Orson Blackburn & George Stoddard
Two names and a day, cut into a sandstone wall above the Muddy and left to weather for a century and a half. It is a primary record — and the only record of these men that survives anywhere. They appear on no settler roll, in no county history, on no page. Only on the stone.
The reading
The S characters are cut in mirror-image, a common frontier hand, and “George” is carved GORGE. Corrected reading: Orson Blackburn and George Stoddard, 17 May 1879.
The date, and the ground
The year on the stone is the year the country opened. The settlement then called “the Muddy” — today the town of Emery — was settled in 1879 by Casper Christensen and the Lund family; the Old Spanish Trail had long crossed Muddy Creek a few miles east. In May of that founding season, two riders stopped at a canyon wall and signed it.

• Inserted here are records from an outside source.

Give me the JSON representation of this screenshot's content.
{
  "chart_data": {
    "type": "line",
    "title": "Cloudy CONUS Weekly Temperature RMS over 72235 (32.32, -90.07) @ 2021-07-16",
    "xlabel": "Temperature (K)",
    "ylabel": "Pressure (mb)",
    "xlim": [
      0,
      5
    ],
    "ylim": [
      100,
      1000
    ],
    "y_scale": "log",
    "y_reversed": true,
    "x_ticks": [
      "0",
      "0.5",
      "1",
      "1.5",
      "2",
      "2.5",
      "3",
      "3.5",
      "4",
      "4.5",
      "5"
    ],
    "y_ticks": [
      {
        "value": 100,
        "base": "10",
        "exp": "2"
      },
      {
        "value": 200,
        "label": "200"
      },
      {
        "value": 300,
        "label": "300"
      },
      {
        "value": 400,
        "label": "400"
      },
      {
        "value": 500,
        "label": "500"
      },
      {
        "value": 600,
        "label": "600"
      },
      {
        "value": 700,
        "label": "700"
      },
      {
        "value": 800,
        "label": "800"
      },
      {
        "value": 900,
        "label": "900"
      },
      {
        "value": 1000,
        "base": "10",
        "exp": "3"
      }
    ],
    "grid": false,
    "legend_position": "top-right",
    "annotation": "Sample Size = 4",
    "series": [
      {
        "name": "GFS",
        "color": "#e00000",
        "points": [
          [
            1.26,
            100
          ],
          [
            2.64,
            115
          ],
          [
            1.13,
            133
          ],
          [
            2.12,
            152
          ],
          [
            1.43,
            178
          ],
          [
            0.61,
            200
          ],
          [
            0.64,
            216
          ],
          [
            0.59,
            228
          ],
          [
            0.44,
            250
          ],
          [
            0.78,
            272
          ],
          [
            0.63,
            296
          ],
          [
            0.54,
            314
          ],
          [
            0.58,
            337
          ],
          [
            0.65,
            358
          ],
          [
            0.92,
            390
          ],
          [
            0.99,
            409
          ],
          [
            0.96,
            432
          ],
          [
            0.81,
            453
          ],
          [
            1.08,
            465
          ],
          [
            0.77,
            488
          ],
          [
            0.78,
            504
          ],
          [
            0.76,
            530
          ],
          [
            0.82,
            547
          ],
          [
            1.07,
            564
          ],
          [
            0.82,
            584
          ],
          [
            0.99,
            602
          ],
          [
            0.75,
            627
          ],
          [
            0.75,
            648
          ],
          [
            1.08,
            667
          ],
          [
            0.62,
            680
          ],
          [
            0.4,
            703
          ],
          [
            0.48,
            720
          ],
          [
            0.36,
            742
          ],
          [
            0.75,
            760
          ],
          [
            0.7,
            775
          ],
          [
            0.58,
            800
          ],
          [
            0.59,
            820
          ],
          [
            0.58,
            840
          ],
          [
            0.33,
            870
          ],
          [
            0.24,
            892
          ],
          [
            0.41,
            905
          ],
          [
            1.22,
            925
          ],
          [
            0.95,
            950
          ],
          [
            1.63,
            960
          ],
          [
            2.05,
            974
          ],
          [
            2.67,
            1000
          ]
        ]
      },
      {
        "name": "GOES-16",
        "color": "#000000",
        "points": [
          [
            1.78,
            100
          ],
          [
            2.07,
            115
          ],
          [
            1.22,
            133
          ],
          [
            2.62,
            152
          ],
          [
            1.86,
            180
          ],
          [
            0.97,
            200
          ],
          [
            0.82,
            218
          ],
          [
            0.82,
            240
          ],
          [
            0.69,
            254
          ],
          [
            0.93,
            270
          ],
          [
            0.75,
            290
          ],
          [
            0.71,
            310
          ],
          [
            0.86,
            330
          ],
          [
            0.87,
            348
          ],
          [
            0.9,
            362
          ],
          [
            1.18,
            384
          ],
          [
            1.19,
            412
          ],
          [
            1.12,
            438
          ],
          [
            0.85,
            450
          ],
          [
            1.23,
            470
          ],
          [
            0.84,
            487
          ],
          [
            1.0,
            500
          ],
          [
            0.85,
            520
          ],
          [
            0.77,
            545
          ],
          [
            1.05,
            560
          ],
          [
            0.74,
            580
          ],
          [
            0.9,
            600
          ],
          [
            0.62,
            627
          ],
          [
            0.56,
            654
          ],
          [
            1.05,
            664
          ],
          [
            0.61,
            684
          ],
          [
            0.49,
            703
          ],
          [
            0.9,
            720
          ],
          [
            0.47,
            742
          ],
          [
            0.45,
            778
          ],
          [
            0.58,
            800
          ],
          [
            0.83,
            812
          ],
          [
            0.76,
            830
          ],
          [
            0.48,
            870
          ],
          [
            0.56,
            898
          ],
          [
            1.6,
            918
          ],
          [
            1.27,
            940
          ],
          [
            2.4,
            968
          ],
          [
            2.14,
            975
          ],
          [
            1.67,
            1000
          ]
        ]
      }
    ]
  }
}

Yet the settler record keeps neither name. A full-text search of Lever’s History of Sanpete and Emery Counties (1898) — the standard biography of exactly this region — returns no Blackburn and no George Stoddard. Nor does Gottfredson’s chronicle of the frontier, nor any searchable source. Men who would have earned a printed sketch had they stayed do not appear; these two most likely passed through — travelers, or a scouting party at the crossing. Whatever brought them, the paper world forgot them. The rock did not.
The finding
The inscription was located and photographed by Jacob Hardy on his own expedition — a single night across the San Rafael Swell on muleback, from Highway 24 to the convergence on the Muddy, up Salt Creek to the Swinging Bridge, on to Fuller Bottom, and up to Wellington. The precise site is held private.